Results indicate that spectral content is of less importance for road detection in desert-like conditions than the spatial resolution of the imagery. Filtering techniques have an additional value, but in general enhancement techniques such as histogram equalization are most important for mapping road networks in the greater Dayr al-Barshā region. Based on spectral and morphological characteristics, six road types could be identified, a seventh being located using traditional techniques. Ground verification in conjunction with archaeological evidence clarified the spatial context and functions of the routes in the pharaonic and later periods, serving cemetery, quarry and settlement logistics.

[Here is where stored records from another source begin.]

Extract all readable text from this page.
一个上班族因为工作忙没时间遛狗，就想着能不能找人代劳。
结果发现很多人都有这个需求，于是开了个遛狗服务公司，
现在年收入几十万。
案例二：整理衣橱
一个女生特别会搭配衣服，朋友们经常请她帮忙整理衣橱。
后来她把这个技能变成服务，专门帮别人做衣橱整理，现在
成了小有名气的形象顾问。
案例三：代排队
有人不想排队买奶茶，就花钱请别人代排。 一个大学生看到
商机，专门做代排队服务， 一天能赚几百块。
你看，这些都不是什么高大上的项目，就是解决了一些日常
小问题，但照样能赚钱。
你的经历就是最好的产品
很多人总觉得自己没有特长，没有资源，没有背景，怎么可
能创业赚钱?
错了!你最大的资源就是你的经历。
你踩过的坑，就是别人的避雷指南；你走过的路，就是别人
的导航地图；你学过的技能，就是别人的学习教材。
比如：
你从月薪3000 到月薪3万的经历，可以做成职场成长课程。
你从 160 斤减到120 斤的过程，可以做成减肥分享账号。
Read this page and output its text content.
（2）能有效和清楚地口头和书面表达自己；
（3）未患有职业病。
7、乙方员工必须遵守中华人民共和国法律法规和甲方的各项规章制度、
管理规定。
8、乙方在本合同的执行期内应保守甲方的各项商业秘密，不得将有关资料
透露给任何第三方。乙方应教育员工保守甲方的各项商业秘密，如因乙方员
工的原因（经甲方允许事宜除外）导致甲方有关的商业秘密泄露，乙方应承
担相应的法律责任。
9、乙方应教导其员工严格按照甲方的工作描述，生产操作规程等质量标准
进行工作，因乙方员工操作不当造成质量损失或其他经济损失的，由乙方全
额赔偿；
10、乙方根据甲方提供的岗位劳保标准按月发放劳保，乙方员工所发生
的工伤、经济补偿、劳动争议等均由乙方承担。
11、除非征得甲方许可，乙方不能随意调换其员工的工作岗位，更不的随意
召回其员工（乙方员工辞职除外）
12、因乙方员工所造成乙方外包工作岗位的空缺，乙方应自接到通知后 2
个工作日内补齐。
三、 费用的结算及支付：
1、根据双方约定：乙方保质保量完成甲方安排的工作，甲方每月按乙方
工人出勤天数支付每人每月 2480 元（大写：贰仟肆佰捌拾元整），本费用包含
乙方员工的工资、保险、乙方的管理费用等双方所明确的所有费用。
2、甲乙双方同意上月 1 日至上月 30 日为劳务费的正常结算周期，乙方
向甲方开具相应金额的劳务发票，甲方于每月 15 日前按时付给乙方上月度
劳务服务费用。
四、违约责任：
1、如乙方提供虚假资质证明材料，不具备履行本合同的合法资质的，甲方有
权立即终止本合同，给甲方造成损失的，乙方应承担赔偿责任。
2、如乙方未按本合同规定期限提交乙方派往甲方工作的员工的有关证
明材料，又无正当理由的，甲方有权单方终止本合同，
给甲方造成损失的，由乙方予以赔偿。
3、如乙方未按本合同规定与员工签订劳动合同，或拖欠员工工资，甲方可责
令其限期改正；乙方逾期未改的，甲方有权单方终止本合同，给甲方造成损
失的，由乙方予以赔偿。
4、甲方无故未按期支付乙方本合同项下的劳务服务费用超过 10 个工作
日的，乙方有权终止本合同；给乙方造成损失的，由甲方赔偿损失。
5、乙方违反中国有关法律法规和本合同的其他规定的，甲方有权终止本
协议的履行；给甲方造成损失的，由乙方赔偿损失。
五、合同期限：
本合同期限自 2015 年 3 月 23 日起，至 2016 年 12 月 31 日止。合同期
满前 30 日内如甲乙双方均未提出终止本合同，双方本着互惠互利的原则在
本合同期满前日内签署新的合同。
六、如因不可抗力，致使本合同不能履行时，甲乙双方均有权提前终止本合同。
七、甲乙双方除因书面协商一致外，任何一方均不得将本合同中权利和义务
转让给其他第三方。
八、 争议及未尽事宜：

Apart from one Middle Kingdom processional road, most roads have their origin in New Kingdom quarry activities. The road pattern we discovered provides important indications on how the stone transport was organized in a practical way. Many quarries in Dayr Abū Ḥinnis were not connected to harbours along the Nile, but to a long desert road that facilitated talatat transport to an area in northern Amarna. When the abandoned quarry complexes were turned into settlements in the Late Antique–Early Islamic Period, the resident communities selected parts of the existing road system for inter-site transport and transport from and to the Nile Valley. New paths were only rarely developed.
These observations demonstrate that remote sensing techniques hold great potential for surveying road patterns over large distance in desert-like conditions.